Spiders are my new love; I like to see a dozen or more climbing up a spine, some as large as eight inches, mottled in browns and maroons, their chartreuse tepals catching the light at all angles. And me, I am caught in their web, fascinated by them as a cat with a mouse. Each bud that opens I draw and paint from different vistas, noting the subtle changes in colour as they open. What starts off a leafy green ends up a yellowish chartreuse. Lips fade from bismuth yellow to white. And then of course they then go the way of all flesh, and I am left with withered mementos of my romance; love blooms, love dies.
Of course it adds to the allure the fact that some of the
Brassias come from Bolivia; my obsession at the moment. Many of their cousins in the odontoglossum-oncidium complex come from there, quite a few endemic. This country has about 1500 known species, and it is expected they will discover that many more, mainly in los Yungas.
At the April meeting of the Manhattan Orchid Society Jim Freeman gave us a talk on this very complex, which is very incestuous in the hands of the breeders. My own spider is a hybrid, a Fangtastic, so it does not grow the flowers in typical back-to-back line up as in
Brassia, nor do they open all at once; they open starting at the bottom, on average one a day, and twist around the stem. They are also noticeably different in size. Jim held forth on this much, noting the
Brassadas and
Brassidiums, with images of flowers with
Brassia tepals and
Miltonia labia, with touches of
Oncidium here and there.

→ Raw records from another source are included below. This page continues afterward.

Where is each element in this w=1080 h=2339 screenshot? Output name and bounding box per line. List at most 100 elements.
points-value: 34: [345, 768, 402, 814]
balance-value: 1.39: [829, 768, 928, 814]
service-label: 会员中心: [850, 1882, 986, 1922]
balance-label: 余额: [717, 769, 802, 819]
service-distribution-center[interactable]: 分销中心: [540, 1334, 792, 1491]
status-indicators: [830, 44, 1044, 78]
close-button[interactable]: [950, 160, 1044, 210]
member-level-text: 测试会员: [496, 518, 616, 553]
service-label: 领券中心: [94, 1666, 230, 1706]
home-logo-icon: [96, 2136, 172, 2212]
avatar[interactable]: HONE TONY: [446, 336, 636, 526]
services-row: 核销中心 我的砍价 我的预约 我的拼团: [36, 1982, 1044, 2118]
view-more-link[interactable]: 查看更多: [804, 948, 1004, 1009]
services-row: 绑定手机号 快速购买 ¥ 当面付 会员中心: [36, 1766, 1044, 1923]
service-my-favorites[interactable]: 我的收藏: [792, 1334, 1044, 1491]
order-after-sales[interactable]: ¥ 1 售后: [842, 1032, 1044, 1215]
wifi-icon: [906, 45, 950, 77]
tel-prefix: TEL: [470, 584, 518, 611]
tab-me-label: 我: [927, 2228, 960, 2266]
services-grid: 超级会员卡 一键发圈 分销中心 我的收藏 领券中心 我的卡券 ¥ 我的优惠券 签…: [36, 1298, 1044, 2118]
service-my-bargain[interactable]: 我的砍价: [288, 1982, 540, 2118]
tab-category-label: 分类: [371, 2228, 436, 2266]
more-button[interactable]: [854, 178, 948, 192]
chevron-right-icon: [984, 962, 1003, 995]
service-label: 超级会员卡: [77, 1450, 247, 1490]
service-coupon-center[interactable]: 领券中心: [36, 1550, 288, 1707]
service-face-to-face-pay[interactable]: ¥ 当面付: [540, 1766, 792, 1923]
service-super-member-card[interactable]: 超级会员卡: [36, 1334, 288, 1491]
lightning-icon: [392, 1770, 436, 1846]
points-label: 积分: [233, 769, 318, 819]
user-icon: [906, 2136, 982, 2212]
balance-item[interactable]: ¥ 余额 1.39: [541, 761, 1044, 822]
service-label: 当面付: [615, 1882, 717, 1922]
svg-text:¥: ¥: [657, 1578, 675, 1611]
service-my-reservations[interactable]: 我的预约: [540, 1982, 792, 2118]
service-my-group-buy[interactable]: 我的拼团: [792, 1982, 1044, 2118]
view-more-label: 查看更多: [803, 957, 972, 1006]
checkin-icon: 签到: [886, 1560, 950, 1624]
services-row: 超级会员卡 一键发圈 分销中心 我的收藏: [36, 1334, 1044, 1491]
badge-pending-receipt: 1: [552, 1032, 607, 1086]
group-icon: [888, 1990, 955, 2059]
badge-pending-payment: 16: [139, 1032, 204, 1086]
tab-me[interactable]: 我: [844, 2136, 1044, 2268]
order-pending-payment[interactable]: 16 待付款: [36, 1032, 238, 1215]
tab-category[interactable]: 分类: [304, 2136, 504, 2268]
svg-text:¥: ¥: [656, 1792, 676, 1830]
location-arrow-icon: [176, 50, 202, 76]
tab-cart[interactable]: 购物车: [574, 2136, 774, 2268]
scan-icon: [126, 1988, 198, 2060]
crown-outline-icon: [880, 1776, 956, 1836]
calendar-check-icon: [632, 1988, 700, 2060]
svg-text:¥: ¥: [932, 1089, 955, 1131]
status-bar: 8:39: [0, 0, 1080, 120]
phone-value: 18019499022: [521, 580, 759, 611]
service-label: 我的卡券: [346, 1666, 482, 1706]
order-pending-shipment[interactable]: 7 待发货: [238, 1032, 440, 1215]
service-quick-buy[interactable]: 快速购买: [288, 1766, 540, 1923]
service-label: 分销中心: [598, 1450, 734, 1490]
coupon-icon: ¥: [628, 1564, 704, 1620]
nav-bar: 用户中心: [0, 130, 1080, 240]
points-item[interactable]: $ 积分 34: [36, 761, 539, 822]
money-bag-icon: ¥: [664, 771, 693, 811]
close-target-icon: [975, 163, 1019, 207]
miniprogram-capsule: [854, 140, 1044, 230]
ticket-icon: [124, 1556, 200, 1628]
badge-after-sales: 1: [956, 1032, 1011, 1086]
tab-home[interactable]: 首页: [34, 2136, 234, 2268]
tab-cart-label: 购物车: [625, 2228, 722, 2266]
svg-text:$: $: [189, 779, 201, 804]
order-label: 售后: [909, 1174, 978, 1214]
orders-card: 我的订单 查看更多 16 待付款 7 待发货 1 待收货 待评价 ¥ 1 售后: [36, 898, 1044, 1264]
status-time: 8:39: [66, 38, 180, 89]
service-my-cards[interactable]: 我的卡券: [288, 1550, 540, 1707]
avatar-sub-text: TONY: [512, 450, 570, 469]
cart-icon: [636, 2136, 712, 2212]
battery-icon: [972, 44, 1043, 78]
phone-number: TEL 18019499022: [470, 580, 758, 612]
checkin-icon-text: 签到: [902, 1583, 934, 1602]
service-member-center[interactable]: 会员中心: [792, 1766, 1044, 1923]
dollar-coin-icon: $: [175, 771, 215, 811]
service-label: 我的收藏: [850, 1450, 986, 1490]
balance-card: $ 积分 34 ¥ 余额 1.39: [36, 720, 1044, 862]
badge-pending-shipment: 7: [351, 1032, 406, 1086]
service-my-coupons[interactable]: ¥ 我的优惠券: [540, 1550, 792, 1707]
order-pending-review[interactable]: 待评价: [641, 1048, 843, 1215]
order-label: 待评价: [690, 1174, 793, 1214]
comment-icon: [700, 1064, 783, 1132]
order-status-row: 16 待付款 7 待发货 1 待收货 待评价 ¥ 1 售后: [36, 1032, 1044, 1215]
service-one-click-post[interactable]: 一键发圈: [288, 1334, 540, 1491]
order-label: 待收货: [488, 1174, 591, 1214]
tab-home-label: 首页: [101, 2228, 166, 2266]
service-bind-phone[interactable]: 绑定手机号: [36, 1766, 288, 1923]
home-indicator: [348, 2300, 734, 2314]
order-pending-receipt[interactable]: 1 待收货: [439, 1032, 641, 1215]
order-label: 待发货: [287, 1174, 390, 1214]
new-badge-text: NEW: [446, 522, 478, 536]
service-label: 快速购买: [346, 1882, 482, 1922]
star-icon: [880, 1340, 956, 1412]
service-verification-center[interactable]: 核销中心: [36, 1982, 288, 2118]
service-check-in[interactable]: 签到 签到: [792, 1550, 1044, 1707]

All quite phantasmagorical but for me a bit over the top.
A previous
Brassia hybrid I had was Pacific Heights, the tepals of which were much shorter than typical Brassia. Beatiful flower with a bright yellow labium. It now has a new owner, as I put it up for raffle at the May meeting of the MOS. Miniature orchids were the feature then, all grown by Albert Tamashausky, who keeps his plants under flourescent lights six feet under ground in a cave that was once used as a beer storage in the pre-Revolutionary days. It was then known as the Swartz Brewery, located in Oxford New Jersey. From beer to orchids! What a change. But what doesn't change much is the temperature, and his mastery of maintaining constant conditions has given him a great assortment of the very best in miniature orchids. Like me, and unlike so many enthusiasts, he tends to keep only naturally occuring species, not the usual hybrids. Naturally, I asked which were from Bolivia, and naturally, this was an awkward question.
Masdevallia, Platystele (which now includes the world's smalled orchid, discovered in 2009 in Bolivia by Dr. Lou Jost) and
Pleurothallis all come to mind, and he has some of these, but neither of us knew off the top of our heads which exactly were native to Bolivia. There is not a lot of literature on hand about Bolivian orchids, but I might here give a link to a list of them as compiled by Vasquez who wrote a book on them in 2003 -
www.senckenberg.de/odes/03-04.pdf
My hunt for Bolivian orchids in the canyons of Manhattan took me to several shops, including the famous Zeze near the UN, where I saw two-stemmed
Brassias at the brisk price of $300. I heard he had a four-stemmer, that went to a worthy home in the Trump Boulevard uptown. Downtown, I found a sympathetic ear at Plant House on 29th Street, whose proprietor, Mike Milan, is a formidable but amiable presence in the horticultural world of Gotham. He is famous for renting to movie sets, his atelier stuffed with large palms and cacti; walking through it makes one feel they are on the set of an Indiana Jones movie. Come to think of it, Mike looks a bit like a character from just such a movie himself, his head covered in one of those straw brimmed hats you wear when looking for lost arcs and fighting nazis looking for the same.
When I told I was looking for spider orchids, he put me in touch with a number of growers in Florida, where he keeps a greenhouse, but to no avail; they told me spiders liked the cold that they could not provide, and Hawaii growers never returned my calls.
But finally I tracked some down from a grower who does the rarer items, and so the Plant House is now supplying its upscale clients with these exotics and I have my own to ponder and paint. They are surprisingly easy to take care of, just pot them in a coarse bark medium which allows the water to drip down and mist them frequently. This month has been cloudy mostly, so I keep them in a west window in Manhattan. The grower says it can tolerate between 40-100 degress Farenheit.
In their native Bolivia, these temperatures can be found in many areas. The country has a rich bio-diverity, ranging from freezing mountaintops to desert to chaco to Amazon basin swamp lands. It is the next hot spot for orchid lovers, as it has been neglected by the famous expeditions in the 19th century; politics and the Andes kept many a collector from getting in. But today, it is open to exploration, and there is an annual orchid fest in the town of Concepcion, where the town flower is
Cattleya nobilior. Lovely flower that, as are all of that genus, so blessed with bright cheery shades of lavender, purple, pink and yellow, but personally, I much prefer the spiders.